Roger Bannister wird 80 Jahre alt
Er setzte einen echten Meilenstein der Sportgeschichte. Und seine Leistung wurde damals weltweit ähnlich gefeiert wie kurz zuvor die Erstbesteigung des Mount Everest durch Edmund Hillary: Der Brite Roger Bannister, der am 6. Mai 1954 als erster Läufer die magische Vier-Minuten-Grenze über die Meile unterbot, wird am Montag 80 Jahre alt.
Wenige Tage vor seinem Geburtstag meinte der gnadenlose Tempobolzer der Fünfziger Jahre: „Ich habe leider selten Zeit, zurückzukommen an die Iffley Road in Oxford. Aber wenn ich dann hier stehe, dann denke ich an die vielen begeisterten Zuschauer, die mich ins Ziel trieben“, sagt der von Königin Elizabeth für seine Ausnahmeleistung - wie der Neuseeländer Edmund Hillary - zum Sir ernannte Roger Bannister.Vor fast 55 Jahren begann nach einigen gescheiterten Anläufen, die Traummeile (1.609,35 m) unter vier Minuten zurückzulegen, gleich nach dem Startschuss die wilde Jagd. Chris Brasher, der zwei Jahre später Olympiasieger im Hindernislauf werden sollte, machte auf der schwarzen Schlacke Tempo. Dann ging Chris Chataway unter dem Jubel der 3.000 Zuschauer nach vorn. Und schließlich trotzte Roger Bannister an diesem kalten, regnerischen 6. Mai 1954 dem schneidenden Wind und schrieb in 3:59,4 Minuten Sportgeschichte.
Von der Queen geadelt
Der damals 24 Jahre alte Medizinstudent, der später als Arzt im Bereich Neurologie und Forschung arbeitete, wurde nicht nur von der Queen geadelt.

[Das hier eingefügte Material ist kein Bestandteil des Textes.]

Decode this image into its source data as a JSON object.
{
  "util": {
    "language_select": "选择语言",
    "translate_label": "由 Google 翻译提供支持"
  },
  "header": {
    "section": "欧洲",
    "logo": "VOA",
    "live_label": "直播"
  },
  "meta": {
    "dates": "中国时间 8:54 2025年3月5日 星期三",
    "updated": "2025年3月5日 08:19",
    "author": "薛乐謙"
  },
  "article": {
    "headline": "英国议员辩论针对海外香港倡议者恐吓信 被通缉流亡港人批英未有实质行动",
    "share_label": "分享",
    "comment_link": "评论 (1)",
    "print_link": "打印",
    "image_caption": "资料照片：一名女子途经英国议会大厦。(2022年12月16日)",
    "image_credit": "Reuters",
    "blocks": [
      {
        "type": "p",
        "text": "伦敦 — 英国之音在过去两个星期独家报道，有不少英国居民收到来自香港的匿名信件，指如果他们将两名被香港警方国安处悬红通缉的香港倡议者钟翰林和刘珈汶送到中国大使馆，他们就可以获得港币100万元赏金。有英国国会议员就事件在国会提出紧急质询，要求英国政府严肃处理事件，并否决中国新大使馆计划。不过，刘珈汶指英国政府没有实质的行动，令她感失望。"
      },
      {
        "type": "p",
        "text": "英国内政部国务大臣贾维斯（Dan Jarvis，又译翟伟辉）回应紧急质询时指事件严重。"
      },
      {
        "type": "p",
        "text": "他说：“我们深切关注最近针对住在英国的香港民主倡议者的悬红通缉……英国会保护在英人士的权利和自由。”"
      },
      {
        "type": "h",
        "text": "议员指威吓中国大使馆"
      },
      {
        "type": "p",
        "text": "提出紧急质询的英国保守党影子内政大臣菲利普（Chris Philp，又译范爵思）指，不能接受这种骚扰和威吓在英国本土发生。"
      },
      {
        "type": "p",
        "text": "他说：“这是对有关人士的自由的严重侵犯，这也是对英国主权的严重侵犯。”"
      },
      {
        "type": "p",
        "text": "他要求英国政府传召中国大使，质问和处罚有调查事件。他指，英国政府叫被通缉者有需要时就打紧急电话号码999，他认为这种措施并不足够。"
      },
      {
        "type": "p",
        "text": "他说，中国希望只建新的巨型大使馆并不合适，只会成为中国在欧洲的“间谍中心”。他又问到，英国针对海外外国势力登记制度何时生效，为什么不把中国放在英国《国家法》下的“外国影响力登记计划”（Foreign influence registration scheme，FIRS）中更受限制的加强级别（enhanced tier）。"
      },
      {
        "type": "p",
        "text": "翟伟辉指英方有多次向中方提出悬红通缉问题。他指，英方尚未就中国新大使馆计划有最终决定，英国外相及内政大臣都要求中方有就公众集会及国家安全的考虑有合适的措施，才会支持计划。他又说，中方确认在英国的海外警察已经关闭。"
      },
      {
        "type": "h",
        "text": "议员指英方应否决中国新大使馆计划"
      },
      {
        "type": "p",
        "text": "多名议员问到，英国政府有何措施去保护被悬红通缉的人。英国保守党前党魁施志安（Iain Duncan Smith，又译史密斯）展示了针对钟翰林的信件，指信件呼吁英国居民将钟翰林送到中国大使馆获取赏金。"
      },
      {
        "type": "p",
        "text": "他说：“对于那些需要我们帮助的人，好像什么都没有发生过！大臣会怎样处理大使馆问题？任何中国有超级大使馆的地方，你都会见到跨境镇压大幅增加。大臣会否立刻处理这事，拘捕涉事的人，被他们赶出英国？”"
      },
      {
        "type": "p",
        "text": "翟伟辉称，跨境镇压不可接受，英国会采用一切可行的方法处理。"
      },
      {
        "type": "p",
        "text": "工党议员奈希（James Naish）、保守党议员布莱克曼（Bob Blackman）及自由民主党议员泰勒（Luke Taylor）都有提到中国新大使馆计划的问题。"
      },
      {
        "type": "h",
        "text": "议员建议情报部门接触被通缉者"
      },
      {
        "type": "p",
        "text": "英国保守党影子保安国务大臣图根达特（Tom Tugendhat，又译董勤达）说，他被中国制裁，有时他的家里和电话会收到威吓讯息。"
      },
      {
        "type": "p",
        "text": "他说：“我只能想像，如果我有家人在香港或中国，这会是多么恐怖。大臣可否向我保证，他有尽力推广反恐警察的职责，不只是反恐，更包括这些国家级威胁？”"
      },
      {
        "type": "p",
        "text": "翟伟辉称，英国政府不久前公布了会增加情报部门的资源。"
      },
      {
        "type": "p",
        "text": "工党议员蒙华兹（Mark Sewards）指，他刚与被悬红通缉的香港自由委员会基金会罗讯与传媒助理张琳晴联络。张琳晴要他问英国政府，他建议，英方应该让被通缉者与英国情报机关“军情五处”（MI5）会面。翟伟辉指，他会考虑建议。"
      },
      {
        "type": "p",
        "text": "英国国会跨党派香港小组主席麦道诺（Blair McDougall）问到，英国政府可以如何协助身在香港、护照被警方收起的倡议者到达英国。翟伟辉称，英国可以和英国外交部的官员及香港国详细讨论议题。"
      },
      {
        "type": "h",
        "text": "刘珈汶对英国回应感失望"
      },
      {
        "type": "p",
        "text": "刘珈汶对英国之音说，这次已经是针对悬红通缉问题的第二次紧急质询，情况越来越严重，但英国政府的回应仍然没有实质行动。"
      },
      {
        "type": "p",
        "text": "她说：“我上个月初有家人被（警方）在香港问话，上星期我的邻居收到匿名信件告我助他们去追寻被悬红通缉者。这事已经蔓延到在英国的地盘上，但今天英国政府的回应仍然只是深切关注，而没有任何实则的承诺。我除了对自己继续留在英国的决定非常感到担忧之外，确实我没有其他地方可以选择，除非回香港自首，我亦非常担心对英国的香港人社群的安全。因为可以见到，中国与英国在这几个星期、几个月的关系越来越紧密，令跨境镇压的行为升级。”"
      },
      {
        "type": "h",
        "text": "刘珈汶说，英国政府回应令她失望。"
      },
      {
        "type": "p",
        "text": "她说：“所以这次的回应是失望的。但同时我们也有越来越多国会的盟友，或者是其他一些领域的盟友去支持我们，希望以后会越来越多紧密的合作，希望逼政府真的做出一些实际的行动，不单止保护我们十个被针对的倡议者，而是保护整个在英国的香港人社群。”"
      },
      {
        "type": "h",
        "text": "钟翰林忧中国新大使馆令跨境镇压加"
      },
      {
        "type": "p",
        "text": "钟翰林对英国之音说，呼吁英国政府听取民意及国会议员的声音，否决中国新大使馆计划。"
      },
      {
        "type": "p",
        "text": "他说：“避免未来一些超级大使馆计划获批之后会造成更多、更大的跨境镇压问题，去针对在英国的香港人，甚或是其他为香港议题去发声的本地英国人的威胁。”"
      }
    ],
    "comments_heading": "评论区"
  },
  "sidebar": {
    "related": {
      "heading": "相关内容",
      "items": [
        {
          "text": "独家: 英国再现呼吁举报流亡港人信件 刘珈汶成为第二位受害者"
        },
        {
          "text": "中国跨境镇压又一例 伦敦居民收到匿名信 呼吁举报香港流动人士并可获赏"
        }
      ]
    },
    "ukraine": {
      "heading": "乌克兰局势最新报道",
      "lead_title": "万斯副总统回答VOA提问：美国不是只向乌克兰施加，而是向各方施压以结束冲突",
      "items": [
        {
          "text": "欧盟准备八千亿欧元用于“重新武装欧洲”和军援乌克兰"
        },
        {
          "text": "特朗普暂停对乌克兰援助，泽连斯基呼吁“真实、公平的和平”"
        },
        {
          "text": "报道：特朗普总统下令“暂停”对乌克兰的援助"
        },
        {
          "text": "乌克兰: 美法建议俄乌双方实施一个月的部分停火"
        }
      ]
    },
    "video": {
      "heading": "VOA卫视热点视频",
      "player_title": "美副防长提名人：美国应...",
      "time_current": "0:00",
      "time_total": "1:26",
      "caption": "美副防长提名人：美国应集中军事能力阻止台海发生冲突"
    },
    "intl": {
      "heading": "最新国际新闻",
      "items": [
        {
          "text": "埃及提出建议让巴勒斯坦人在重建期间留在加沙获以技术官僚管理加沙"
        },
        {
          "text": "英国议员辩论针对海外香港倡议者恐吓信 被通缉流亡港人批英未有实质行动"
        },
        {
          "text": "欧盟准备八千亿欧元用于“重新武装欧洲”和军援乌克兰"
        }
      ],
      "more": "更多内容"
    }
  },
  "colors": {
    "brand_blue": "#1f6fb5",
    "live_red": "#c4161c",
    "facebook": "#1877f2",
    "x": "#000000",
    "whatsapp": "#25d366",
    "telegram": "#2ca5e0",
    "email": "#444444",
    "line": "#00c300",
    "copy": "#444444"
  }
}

In Deutschland erhielt er 1977 den Hanns-Heinrich-Sievert-Preis für herausragende Leistungen in Sport und Beruf, ein Jahr später von der Universität Sheffield den Ehrendoktor.
Damals war Roger Bannister schon Chef des englischen Sportcouncils, fast im Range eines Sportministers. Als der Australier John Landy 46 Tage nach den 3:59,4 Minuten den Weltrekord im finnischen Turku gleich auf 3:58,0 Minuten steigerte, meinte Roger Bannister hintergründig: „Es war nicht das Besondere, die Meile unter vier Minuten zu laufen - sondern dies als Erster zu tun...“
Rasante Entwicklung geahnt
Schon damals ahnte der Brite, dass die Entwicklung immer rasanter fortschreiten würde. „Meine Generation wird noch erleben, dass einer unter 3:45 Minuten läuft“, prophezeite der 1,87 Meter lange Laufästhet 1964. 45 Jahre nach Roger Bannisters Bestmarke erfüllte der Marokkaner Hicham El Guerrouj mit seinen heute noch als Weltrekord gültigen 3:43,13 Minuten 1999 in Rom (Italien) die Prognose. Es war fast exakt jene Zeit, die Roger Bannister damals bei der 1.500-Meter-Marke (3:43,0 min) hatte. Inzwischen glaubt der Brite: „Irgendwann wird ein Mensch die Meile in 3:30 Minuten laufen.“
Seine sportliche Liebe hatte erst dem Rudern gehört. Nach größeren Lauferfolgen wechselte er die Sportart. Auf die Chance, 1948 bei Olympia in London (Großbritannien) zu starten, verzichtete Roger Bannister, weil er sich noch zu jung fühlte. Zwei Jahre später gewann er EM-Bronze in Brüssel (Belgien). Eine olympische Medaille verpasste er 1952 im australischen Melbourne in 3:43,8 Minutenals Vierter über 1.500 Meter.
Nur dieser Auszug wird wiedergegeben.